You're never too young to start saving.
There's a risk that Social Security might not be around by the time millennials are ready to retire. Social Security was created in 1935. The system was designed to be solvent back then. And life expectancy was a little bit lower. Today, we're in an environment where there are only two workers for every one retiree and that number's falling, the fertility rate in the United States is falling, we're not allowing immigrants into this country.
Now it's possible that in the next 10 to 12 years, we'll be paying out more than we collect If you're in your 20s, you should plan on it not even being there, plan on having to fund all of your retirement through your savings and your 401(k).
Student Debt vs Human Capital
Student Debt doesn't go away. So you might want to be able to at least cover that with life insurance but the other thing is you want to maintain your insurability. Life is about risk and reward. So we're always focused on reward but we seldom think about risk. So become a student of risk.

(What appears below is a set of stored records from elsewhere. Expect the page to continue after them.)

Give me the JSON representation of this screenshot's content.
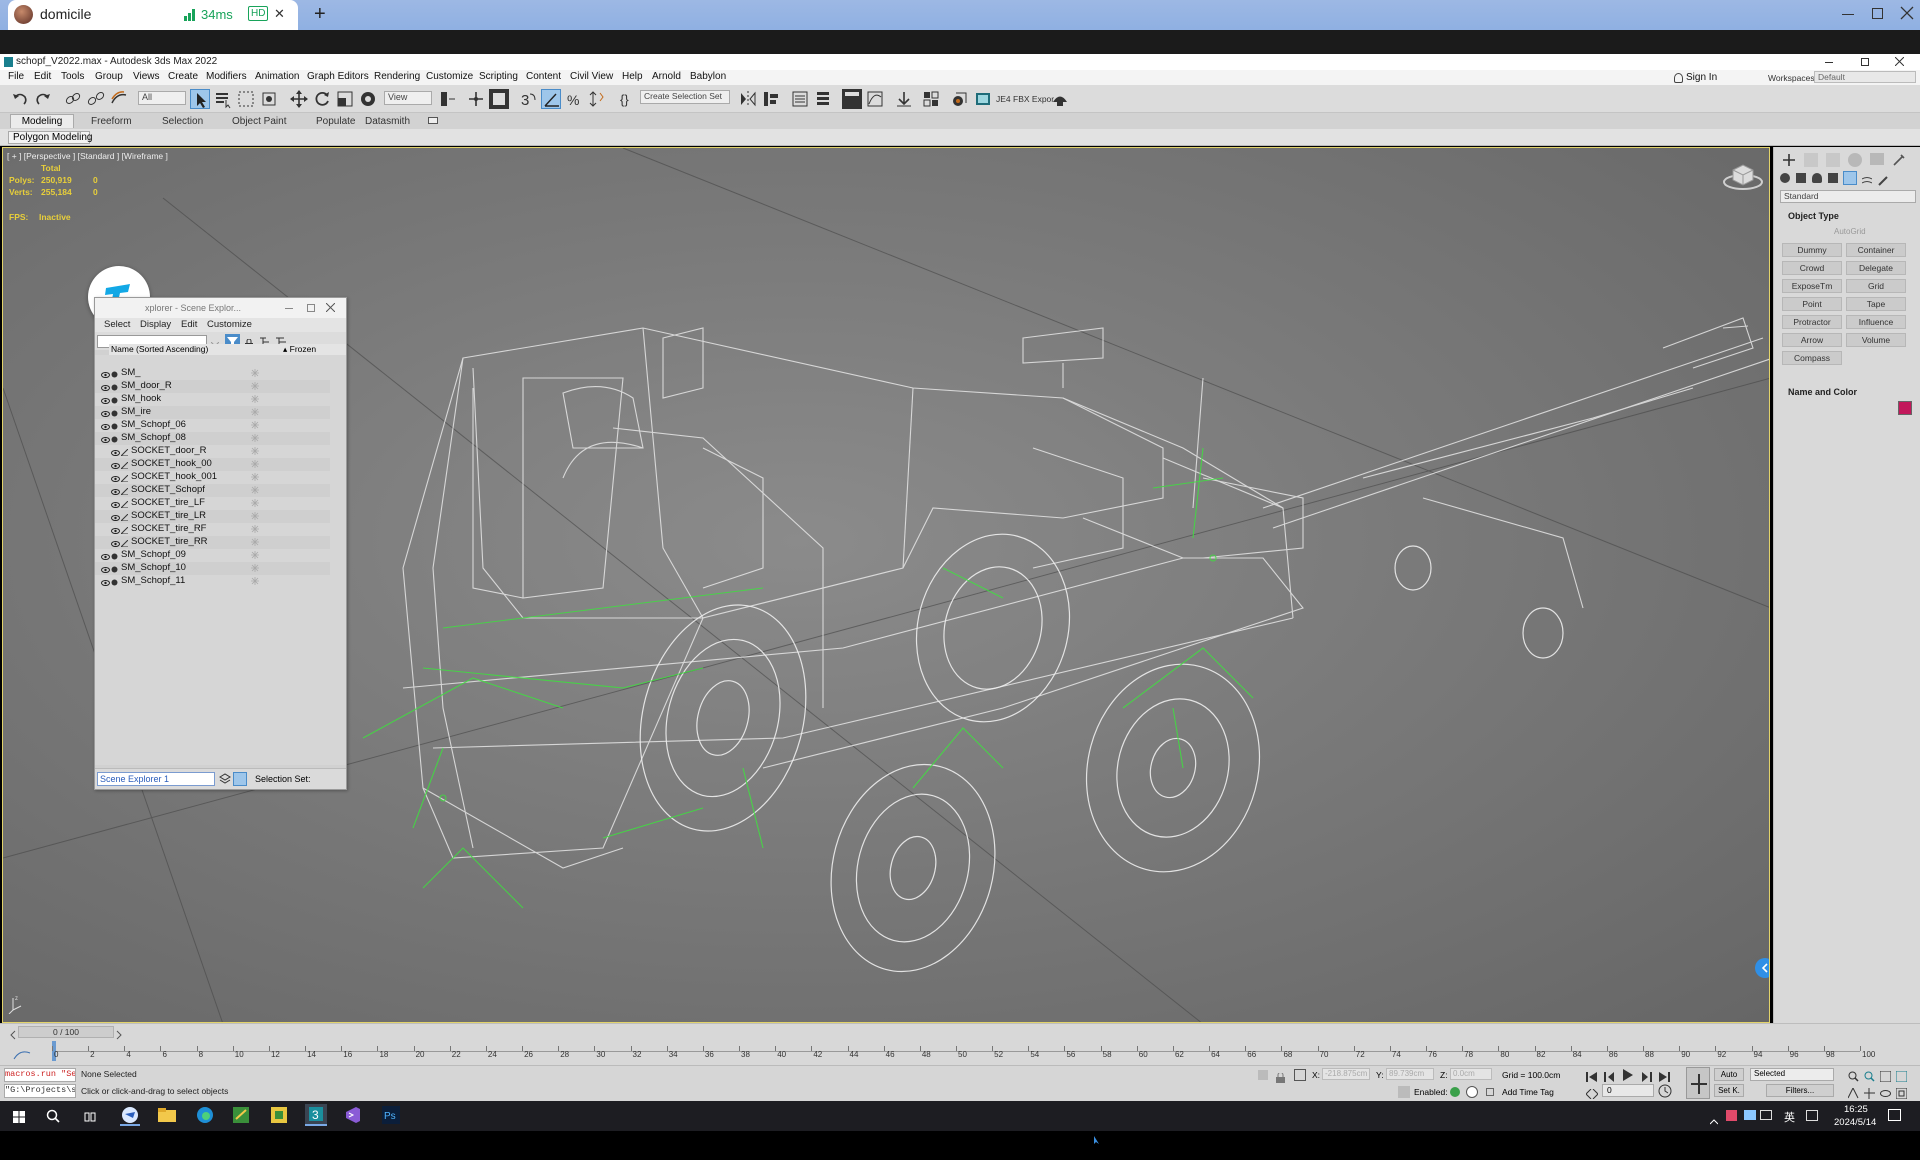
{
  "browser": {
    "tab_title": "domicile",
    "latency": "34ms",
    "hd_badge": "HD",
    "tab_close": "✕",
    "new_tab": "+"
  },
  "max": {
    "window_title": "schopf_V2022.max - Autodesk 3ds Max 2022",
    "menu": [
      "File",
      "Edit",
      "Tools",
      "Group",
      "Views",
      "Create",
      "Modifiers",
      "Animation",
      "Graph Editors",
      "Rendering",
      "Customize",
      "Scripting",
      "Content",
      "Civil View",
      "Help",
      "Arnold",
      "Babylon"
    ],
    "sign_in": "Sign In",
    "workspaces_label": "Workspaces:",
    "workspaces_value": "Default",
    "selection_filter": "All",
    "ref_coord": "View",
    "named_selection": "Create Selection Set",
    "fbx_label": "JE4 FBX Expor",
    "ribbon_tabs": [
      "Modeling",
      "Freeform",
      "Selection",
      "Object Paint",
      "Populate",
      "Datasmith"
    ],
    "ribbon_sub": "Polygon Modeling"
  },
  "viewport": {
    "label": "[ + ] [Perspective ] [Standard ] [Wireframe ]",
    "stats_total": "Total",
    "polys_label": "Polys:",
    "polys_value": "250,919",
    "polys_sel": "0",
    "verts_label": "Verts:",
    "verts_value": "255,184",
    "verts_sel": "0",
    "fps_label": "FPS:",
    "fps_value": "Inactive"
  },
  "scene_explorer": {
    "title": "Scene Explorer 1 - Scene Explor...",
    "title_visible": "xplorer - Scene Explor...",
    "menu": [
      "Select",
      "Display",
      "Edit",
      "Customize"
    ],
    "col_name": "Name (Sorted Ascending)",
    "col_frozen": "▴ Frozen",
    "rows": [
      {
        "name": "SM_",
        "indent": 0
      },
      {
        "name": "SM_door_R",
        "indent": 0
      },
      {
        "name": "SM_hook",
        "indent": 0
      },
      {
        "name": "SM_ire",
        "indent": 0
      },
      {
        "name": "SM_Schopf_06",
        "indent": 0
      },
      {
        "name": "SM_Schopf_08",
        "indent": 0
      },
      {
        "name": "SOCKET_door_R",
        "indent": 1
      },
      {
        "name": "SOCKET_hook_00",
        "indent": 1
      },
      {
        "name": "SOCKET_hook_001",
        "indent": 1
      },
      {
        "name": "SOCKET_Schopf",
        "indent": 1
      },
      {
        "name": "SOCKET_tire_LF",
        "indent": 1
      },
      {
        "name": "SOCKET_tire_LR",
        "indent": 1
      },
      {
        "name": "SOCKET_tire_RF",
        "indent": 1
      },
      {
        "name": "SOCKET_tire_RR",
        "indent": 1
      },
      {
        "name": "SM_Schopf_09",
        "indent": 0
      },
      {
        "name": "SM_Schopf_10",
        "indent": 0
      },
      {
        "name": "SM_Schopf_11",
        "indent": 0
      }
    ],
    "footer_name": "Scene Explorer 1",
    "footer_selset": "Selection Set:"
  },
  "command_panel": {
    "category": "Standard",
    "object_type_header": "Object Type",
    "autogrid": "AutoGrid",
    "buttons": [
      "Dummy",
      "Container",
      "Crowd",
      "Delegate",
      "ExposeTm",
      "Grid",
      "Point",
      "Tape",
      "Protractor",
      "Influence",
      "Arrow",
      "Volume",
      "Compass"
    ],
    "name_color_header": "Name and Color",
    "object_color": "#c2185b"
  },
  "timeline": {
    "frame": "0 / 100",
    "ticks": [
      "0",
      "2",
      "4",
      "6",
      "8",
      "10",
      "12",
      "14",
      "16",
      "18",
      "20",
      "22",
      "24",
      "26",
      "28",
      "30",
      "32",
      "34",
      "36",
      "38",
      "40",
      "42",
      "44",
      "46",
      "48",
      "50",
      "52",
      "54",
      "56",
      "58",
      "60",
      "62",
      "64",
      "66",
      "68",
      "70",
      "72",
      "74",
      "76",
      "78",
      "80",
      "82",
      "84",
      "86",
      "88",
      "90",
      "92",
      "94",
      "96",
      "98",
      "100"
    ]
  },
  "status": {
    "maxscript_line1": "macros.run \"Sel",
    "maxscript_line2": "\"G:\\Projects\\s",
    "selection_info": "None Selected",
    "prompt": "Click or click-and-drag to select objects",
    "x_label": "X:",
    "x_value": "-218.875cm",
    "y_label": "Y:",
    "y_value": "89.739cm",
    "z_label": "Z:",
    "z_value": "0.0cm",
    "grid": "Grid = 100.0cm",
    "enabled_label": "Enabled:",
    "add_time_tag": "Add Time Tag",
    "auto_key": "Auto",
    "set_key": "Set K.",
    "key_filter": "Selected",
    "filters": "Filters...",
    "frame_spinner": "0"
  },
  "taskbar": {
    "ime": "英",
    "time": "16:25",
    "date": "2024/5/14"
  },
  "colors": {
    "viewport_border": "#e2d36a",
    "stats_yellow": "#e8cf3a",
    "wire_white": "#eeeeee",
    "wire_green": "#3fe03f",
    "ms_red": "#cc2222"
  }
}
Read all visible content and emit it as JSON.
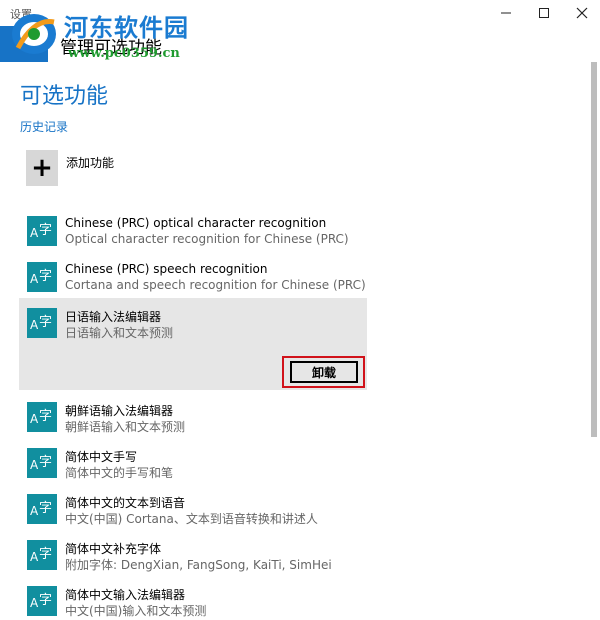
{
  "window": {
    "title": "设置",
    "min_icon": "minimize-icon",
    "max_icon": "maximize-icon",
    "close_icon": "close-icon"
  },
  "header": {
    "back_icon": "back-arrow-icon",
    "title": "管理可选功能"
  },
  "watermark": {
    "line1": "河东软件园",
    "line2": "www.pc0359.cn"
  },
  "page": {
    "heading": "可选功能",
    "history_link": "历史记录",
    "add_feature_label": "添加功能",
    "add_icon": "plus-icon",
    "uninstall_label": "卸载"
  },
  "features": [
    {
      "icon_a": "A",
      "icon_z": "字",
      "name": "Chinese (PRC) optical character recognition",
      "desc": "Optical character recognition for Chinese (PRC)"
    },
    {
      "icon_a": "A",
      "icon_z": "字",
      "name": "Chinese (PRC) speech recognition",
      "desc": "Cortana and speech recognition for Chinese (PRC)"
    },
    {
      "icon_a": "A",
      "icon_z": "字",
      "name": "日语输入法编辑器",
      "desc": "日语输入和文本预测"
    },
    {
      "icon_a": "A",
      "icon_z": "字",
      "name": "朝鲜语输入法编辑器",
      "desc": "朝鲜语输入和文本预测"
    },
    {
      "icon_a": "A",
      "icon_z": "字",
      "name": "简体中文手写",
      "desc": "简体中文的手写和笔"
    },
    {
      "icon_a": "A",
      "icon_z": "字",
      "name": "简体中文的文本到语音",
      "desc": "中文(中国) Cortana、文本到语音转换和讲述人"
    },
    {
      "icon_a": "A",
      "icon_z": "字",
      "name": "简体中文补充字体",
      "desc": "附加字体: DengXian, FangSong, KaiTi, SimHei"
    },
    {
      "icon_a": "A",
      "icon_z": "字",
      "name": "简体中文输入法编辑器",
      "desc": "中文(中国)输入和文本预测"
    }
  ],
  "colors": {
    "accent": "#1773c6",
    "icon_bg": "#118f9f",
    "selected_bg": "#e6e6e6",
    "highlight_border": "#d1121a"
  }
}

You can't just think about your financial capital. You also have to think about your human capital, it's your biggest asset when you're younger because you have more of that than you do financial capital.
Fidelity came out with a study that said when you retire at age 65, you should have 10 times your final salary set aside for retirement to fund an adequate standard of living. So two-thirds of Americans have less than $100,000 and you think that the median household income in America is around $60,000. That means that they have less than two times their salary set aside for retirement at this point, they're off by a factor of eight, so save young.